A group of young boys and girls stand around a bucket of water outside the North Haven Community Association building in northwest Calgary to test their homemade watercraft dangling from their little hands.

Will they float or sink? Why? What if you turn it upside down?

These are just some of the questions these beavers and cubs try to answer as they drop their metal or plastic creations into the water, squealing with delight.

"They're having fun but they are learning at the same time, which is great," said Karen Lee, mother of two boys who attend this group.

Most of the participants are kids diagnosed with autism spectrum disorder (ASD).

The ASD-friendly 295th Infinity Scouts group is the only one of its kind within the Scouts Canada Chinook Council, which includes Alberta groups from Innisfail south to the U.S border.

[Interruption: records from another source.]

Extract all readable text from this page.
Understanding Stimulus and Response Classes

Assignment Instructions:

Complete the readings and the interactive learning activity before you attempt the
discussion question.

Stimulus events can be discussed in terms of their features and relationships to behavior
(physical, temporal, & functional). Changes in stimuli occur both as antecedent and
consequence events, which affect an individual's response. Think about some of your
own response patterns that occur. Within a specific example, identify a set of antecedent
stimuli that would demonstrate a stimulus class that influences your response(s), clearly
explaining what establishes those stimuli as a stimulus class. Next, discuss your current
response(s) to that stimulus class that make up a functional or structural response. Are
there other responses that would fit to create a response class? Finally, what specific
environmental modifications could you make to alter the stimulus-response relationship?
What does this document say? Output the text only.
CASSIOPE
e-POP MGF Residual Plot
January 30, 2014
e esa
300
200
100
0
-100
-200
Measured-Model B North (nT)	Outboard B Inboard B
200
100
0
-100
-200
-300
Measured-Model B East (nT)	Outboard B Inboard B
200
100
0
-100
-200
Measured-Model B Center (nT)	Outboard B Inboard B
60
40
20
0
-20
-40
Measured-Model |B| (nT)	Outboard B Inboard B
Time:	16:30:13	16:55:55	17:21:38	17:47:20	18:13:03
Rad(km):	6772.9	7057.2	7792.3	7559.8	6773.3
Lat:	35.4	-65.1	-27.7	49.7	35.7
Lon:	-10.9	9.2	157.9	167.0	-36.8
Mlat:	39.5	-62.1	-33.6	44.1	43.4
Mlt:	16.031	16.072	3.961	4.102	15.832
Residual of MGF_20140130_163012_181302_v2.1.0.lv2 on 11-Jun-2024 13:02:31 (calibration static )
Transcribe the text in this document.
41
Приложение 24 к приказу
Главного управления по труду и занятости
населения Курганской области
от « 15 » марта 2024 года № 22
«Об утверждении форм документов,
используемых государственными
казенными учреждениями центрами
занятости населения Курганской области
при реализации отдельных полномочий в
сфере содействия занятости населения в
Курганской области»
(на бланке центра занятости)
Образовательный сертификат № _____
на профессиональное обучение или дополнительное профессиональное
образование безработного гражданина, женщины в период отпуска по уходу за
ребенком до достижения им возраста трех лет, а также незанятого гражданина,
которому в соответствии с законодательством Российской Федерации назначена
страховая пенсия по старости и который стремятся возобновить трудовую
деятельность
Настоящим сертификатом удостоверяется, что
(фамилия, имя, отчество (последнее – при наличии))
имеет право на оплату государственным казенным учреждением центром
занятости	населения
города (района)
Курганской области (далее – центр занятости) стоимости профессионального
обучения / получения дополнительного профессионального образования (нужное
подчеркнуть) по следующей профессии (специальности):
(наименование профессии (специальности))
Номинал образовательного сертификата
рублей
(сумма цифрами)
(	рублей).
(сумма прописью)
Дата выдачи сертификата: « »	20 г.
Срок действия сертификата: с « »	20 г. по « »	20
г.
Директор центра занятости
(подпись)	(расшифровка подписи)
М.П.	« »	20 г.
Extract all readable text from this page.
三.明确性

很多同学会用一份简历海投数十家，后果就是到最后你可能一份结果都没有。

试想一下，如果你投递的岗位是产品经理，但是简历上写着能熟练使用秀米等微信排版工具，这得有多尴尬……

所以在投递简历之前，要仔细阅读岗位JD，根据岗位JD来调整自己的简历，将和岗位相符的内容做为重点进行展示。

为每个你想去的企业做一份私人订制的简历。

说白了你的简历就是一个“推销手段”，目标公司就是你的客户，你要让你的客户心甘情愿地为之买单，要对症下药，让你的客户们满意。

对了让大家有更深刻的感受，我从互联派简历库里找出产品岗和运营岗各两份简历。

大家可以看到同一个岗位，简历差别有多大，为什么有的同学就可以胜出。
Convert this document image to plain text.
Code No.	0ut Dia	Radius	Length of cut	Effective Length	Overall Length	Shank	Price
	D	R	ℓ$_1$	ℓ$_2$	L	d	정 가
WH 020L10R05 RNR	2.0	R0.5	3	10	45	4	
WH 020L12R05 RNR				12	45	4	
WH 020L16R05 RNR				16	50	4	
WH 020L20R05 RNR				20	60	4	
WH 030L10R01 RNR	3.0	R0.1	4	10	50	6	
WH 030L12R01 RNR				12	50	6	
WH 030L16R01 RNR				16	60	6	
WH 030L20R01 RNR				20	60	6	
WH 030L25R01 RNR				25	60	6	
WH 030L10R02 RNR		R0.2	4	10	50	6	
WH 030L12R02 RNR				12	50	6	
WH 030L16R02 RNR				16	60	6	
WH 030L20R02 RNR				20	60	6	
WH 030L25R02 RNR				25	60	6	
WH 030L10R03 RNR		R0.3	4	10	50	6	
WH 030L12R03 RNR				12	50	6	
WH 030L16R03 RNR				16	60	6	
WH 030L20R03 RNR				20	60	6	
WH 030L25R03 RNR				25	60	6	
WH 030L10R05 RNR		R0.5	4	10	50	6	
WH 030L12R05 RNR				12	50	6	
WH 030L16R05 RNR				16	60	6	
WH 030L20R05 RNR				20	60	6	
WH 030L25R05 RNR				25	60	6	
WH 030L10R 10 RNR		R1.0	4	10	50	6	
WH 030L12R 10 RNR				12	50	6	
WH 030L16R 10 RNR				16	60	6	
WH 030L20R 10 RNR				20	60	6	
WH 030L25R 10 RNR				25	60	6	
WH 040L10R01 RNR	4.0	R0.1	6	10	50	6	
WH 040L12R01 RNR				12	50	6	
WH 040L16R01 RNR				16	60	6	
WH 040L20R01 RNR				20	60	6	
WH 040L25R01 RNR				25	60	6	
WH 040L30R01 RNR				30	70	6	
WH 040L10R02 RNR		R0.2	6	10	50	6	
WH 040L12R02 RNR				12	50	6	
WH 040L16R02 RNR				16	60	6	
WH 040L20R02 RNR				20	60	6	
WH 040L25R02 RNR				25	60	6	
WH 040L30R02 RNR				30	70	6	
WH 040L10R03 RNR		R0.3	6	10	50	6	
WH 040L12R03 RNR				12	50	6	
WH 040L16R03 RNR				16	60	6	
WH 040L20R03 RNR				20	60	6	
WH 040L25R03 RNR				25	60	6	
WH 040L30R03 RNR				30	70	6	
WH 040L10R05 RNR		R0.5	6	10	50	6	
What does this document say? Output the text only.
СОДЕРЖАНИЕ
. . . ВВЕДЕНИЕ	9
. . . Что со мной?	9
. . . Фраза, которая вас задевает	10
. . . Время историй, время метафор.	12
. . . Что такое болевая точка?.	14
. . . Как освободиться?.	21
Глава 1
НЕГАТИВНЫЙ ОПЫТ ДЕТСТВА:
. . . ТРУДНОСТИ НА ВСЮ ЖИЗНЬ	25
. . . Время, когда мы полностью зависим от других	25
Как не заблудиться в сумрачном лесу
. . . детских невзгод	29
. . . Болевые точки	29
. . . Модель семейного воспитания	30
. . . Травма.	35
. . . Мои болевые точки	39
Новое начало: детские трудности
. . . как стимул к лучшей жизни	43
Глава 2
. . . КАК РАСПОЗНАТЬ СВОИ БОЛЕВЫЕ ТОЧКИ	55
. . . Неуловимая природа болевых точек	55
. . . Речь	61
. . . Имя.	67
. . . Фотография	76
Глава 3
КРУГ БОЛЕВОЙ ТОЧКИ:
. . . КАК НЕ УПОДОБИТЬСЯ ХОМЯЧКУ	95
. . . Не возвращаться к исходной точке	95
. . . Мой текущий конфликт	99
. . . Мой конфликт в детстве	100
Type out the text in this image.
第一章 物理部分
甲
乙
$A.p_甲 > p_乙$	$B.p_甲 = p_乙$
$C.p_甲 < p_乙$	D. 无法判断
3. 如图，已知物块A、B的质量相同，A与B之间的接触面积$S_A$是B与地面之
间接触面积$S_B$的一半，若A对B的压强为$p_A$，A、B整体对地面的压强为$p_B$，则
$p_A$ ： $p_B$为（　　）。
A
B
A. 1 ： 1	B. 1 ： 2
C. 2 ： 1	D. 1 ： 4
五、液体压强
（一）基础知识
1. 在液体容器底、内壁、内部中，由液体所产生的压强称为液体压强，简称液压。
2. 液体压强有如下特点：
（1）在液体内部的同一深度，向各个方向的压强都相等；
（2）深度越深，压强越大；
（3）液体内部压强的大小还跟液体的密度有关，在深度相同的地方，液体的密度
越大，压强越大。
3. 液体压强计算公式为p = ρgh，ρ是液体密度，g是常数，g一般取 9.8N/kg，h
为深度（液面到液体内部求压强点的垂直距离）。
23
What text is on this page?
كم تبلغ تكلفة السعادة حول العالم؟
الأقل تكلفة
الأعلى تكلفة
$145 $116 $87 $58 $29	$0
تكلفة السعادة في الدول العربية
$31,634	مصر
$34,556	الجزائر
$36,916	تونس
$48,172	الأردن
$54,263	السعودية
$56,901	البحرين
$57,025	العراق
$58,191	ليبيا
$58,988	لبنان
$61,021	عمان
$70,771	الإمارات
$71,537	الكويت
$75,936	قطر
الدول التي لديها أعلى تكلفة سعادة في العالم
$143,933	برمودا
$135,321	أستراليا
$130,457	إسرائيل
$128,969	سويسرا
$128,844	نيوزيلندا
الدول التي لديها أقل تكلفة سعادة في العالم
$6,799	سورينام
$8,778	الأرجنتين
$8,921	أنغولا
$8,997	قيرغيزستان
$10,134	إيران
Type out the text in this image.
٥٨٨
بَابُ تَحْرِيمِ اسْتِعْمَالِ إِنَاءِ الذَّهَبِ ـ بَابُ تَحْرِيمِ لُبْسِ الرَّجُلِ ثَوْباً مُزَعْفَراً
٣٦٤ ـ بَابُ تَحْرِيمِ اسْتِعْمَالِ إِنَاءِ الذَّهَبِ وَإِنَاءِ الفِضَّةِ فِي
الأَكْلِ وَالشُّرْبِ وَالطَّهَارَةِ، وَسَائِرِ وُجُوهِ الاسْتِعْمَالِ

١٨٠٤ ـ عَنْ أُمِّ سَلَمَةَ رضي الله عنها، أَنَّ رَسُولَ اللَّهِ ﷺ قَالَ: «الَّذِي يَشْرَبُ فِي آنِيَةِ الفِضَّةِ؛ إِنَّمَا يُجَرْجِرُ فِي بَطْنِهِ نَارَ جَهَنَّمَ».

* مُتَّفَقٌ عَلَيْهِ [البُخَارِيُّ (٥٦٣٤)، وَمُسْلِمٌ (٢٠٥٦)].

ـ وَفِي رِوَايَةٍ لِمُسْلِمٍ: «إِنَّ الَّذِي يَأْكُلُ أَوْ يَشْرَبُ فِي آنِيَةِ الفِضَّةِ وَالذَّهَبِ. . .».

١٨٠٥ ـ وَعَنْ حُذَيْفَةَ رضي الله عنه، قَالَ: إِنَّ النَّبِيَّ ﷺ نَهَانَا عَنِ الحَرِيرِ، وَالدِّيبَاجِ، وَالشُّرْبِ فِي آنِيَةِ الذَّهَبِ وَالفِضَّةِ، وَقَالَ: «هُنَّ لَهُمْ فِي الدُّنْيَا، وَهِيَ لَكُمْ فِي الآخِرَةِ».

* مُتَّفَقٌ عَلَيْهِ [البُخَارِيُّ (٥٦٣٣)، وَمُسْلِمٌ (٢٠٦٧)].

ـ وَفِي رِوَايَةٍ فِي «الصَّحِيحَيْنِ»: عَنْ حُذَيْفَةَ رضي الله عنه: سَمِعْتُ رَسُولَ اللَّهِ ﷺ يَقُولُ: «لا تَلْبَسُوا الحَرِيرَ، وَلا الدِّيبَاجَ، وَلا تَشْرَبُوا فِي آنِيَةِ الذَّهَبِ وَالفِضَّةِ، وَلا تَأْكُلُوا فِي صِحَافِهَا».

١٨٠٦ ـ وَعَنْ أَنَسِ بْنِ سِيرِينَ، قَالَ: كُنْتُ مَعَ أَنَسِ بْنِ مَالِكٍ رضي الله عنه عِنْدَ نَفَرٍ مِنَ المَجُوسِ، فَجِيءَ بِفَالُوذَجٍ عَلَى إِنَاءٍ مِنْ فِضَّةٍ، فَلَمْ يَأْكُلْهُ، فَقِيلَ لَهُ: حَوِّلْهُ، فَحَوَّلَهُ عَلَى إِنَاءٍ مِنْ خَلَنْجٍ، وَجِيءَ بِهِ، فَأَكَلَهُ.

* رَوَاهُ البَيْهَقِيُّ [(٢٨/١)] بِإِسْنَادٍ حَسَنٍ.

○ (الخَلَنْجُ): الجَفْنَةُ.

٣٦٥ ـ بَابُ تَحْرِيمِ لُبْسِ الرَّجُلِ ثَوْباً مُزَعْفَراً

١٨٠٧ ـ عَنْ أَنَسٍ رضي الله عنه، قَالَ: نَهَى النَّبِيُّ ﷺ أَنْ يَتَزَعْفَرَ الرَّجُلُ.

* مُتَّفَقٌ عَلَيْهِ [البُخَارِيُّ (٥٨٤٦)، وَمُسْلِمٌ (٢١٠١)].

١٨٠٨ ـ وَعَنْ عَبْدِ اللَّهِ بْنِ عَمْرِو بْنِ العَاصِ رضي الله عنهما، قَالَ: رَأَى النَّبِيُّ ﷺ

A similar group runs in Edmonton, within the Northern Lights Council, called the Polaris group, but it's geared toward youth with more neurological issues and mental health conditions beyond autism.

Group commissioner Laurie Androsoff says as she started to help get this group off the ground, parents told her they wanted it to be exclusively designed for children on the spectrum for a number of reasons.

Colleen Underwood/CBC
Colleen Underwood/CBC

"They didn't want something that was too large, they didn't want something where their child would end up feeling excluded by virtue of trying to include them, and they didn't want it to be that after every week it was one more sad story of what their child couldn't take part in," said Androsoff.

'Will they fit in?'

Lee was one of the parents who provided input into the design of this program. Each week, she brings her sons William, 9, and Isaac, 7.

She says it was important to find activities they could do together and help her younger son learn that not everyone thinks the same.

His older brother, William, has autism.

"Sometimes they might not be in the perfect mood, but then it's OK because we all understand," said Lee.

Colleen Underwood/CBC
Colleen Underwood/CBC

Since joining, her family has built indoor shelters to camp in during COVID, built and raced kites, explored different parks and learned about ducks and trees.

Lee says that as the mother of an autistic child, you are always worried — especially when you are not around to help them.

"The biggest thing is, are they going to fit in?

"This is a group that everybody fits into. No matter which part of the spectrum you are on, we all understand."

Test the waters

This week, the group has visitors: Courtney Sproule and her two children, Cecilia, 5, and Felix, 7, who was diagnosed with autism within the last year.

Sproule believes in getting out into the community and being active, but she says it's not been easy finding a group that "gets" the way a neuro diverse kid's brain works.

Colleen Underwood/CBC
Colleen Underwood/CBC

"It's important to find places that understand it and can encourage it because sometimes it can be seen as bad behaviour," said Sproule.

Sproule says a friend told her about this group a while ago. She says she finally decided to give it a try.

And she says she's happy she did. Both of her kids are smiling and having fun.